Monday, March 12, 2012

Thoughts on "Game Change"

After thinking I had avoided the HBO Movie "Game Change," about the 2008 Presidential Election (and particularly the aftermath of Sarah Palin's entry into the race), I was flipping through the channels on Sunday got sucked into the replay.  Damn.

Now, for those of you who aren't political or TV junkies, the story of "Game Change" is thus - desperate McCain and his staff pick Sarah Palin as McCain's running mate, and Palin is such a disaster that even McCain's high level staffers won't vote for the ticket (for fear of putting the former Alaska Governor anywhere near the White House).  McCain loses to Obama.

As far as a movie goes, I think some of the criticisms of the writing and the character development are fair - few if any of the characters show any development movie-wise. That said, some of the performances were dead-on.  Julianne Moore's portrayal of Sarah Palin felt much deeper than Tina Fey's impersonation (obviously), and I was left somewhat understanding why so many people were (and still are) absolutely entralled with the Governor, despite her obvious foibles.

That said, and I hate to defend Sarah Palin (who's acceptance speech at the GOP National Convention inspired me to give money to the Obama campaign), but the movie does her some disservice.  As horrific as a VP choice as she was, the selection of Sarah Palin was not the reason John McCain lost the Presidency.  Rather, her selection, and the ensuing aftermath, were symptomatic of McCain's dysfunctional campaign.

Look, every campaign, no matter what level, is about a core message, the central campaign narrative.  It can be as simple as "Vote for Me!" or, it can be a dominant theme or themes.  Think of Obama's 2008 campaign, and one word comes to mind - Change.  All presidential campaigns need some kind of narrative, but McCain could never find out what his narrative should be.  First he attacked Obama's lack of experience (probably the most dangerous attack, as Obama had to put Biden on the ticket), and then undermined his attack when he picked Sarah Palin (who had less experience than Obama and is about half as smart).  Then McCain practically worshipped "Joe the Plumber" (who is neither a plumber, nor named Joe), and then suspended his campaign to deal with the economic crisis, and lurched one way to another, and another, trying to find some kind of talisman to defeat Obama.

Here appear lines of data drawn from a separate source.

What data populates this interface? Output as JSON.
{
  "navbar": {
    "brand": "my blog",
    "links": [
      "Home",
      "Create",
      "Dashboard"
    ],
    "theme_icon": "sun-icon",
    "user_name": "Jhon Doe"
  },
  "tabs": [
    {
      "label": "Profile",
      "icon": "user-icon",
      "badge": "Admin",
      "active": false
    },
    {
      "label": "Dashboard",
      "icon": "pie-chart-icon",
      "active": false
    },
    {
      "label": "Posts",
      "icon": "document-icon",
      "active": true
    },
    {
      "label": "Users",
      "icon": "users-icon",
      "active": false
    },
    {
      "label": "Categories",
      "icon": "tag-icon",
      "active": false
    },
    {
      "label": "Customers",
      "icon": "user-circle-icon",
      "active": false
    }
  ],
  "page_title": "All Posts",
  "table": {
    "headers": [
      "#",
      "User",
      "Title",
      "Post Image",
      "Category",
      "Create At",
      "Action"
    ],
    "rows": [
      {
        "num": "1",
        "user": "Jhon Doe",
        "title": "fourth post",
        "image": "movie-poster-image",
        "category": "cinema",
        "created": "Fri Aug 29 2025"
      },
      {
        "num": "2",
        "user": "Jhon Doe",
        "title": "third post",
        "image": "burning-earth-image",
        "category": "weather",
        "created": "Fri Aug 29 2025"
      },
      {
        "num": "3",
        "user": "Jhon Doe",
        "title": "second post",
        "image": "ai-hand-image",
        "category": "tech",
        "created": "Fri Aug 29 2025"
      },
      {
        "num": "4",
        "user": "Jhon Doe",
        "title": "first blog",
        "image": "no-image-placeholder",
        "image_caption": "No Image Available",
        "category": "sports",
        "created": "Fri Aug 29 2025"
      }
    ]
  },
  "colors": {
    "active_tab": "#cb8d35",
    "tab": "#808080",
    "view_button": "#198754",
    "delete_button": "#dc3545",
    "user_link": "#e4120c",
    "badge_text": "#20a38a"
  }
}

Now, the McCain campaign dysfunction may have been partially the result of Obama's stunning rise.  After all, few DC insiders thought Obama had a shot at winning the nomination.  And so, McCain's strategy was largely designed around running against Hillary Clinton.  Who better to be McCain's running mate than the first Democrat to condemn Bill Clinton for the Lewinsky matter?  When Obama took the nomination instead, McCain and his campaign had no idea how to beat him.

Sarah Palin's selection was a symptom of that desperation.  Not only did her selection completely tank a very strong attack on Obama, but the campaign never looked into her background, and never spent the time preparing her for the role. As a result, everything was done haphazardly on the fly.  Of course, the campaign had no idea that Palin needed the level of hand-holding that she did, but that was something they should have known well before selecting her.  To their detriment, they also had no idea that she would be as good as she was on the stump either.  If Palin wasn't as charismatic, McCain would've lost by an even larger margin.

I also see reverberations of the 2008 campaign in the 2012 campaign.  Like 2008, Republicans and conservatives tend to be utterly focused on Obama's strangeness - he's an African American with a Muslim-sounding name - to stick with Palin's "paling around with terrorists" line.  The other weird attack is something about teleprompters - as if a guy who graduated at the top of his class from Harvard Law School is an idiot.  Those attacks are complete duds.  

No, if I was the GOP nominee, I wouldn't attack Obama's intelligence (really, really high), or his strangeness, but I would attack his normalcy.  He's a 50 year old man who's obsessed with sports (probably more so than any other recent President), plays poker, and loves to golf.  In other words, he is completely and utterly normal.  That is where I would attack - because he is so normal, he is infected with the conventional way of doing things, and failed to go hard enough against the banks, or cut taxes or whatever.  Attack him for failing to think outside the box.  Luckily, I don't see any Republican, save maybe Newt Gingrich, being able to pull off this attack.  

And, I think if you look at the last few Presidents - Obama, Clinton and Bush - you see the opponents going for the obvious attack rather than the best attack.  This was especially true with Democrats and Bush - we kept pushing the Bush-as-idiot line when we should have pushed the Bush-is-an-uncaring-asshole line.  Anyway, when you look at the story of "Game Change," yes, Sarah Palin was a disaster of a VP candidate, but she probably helped McCain more than she hurt him.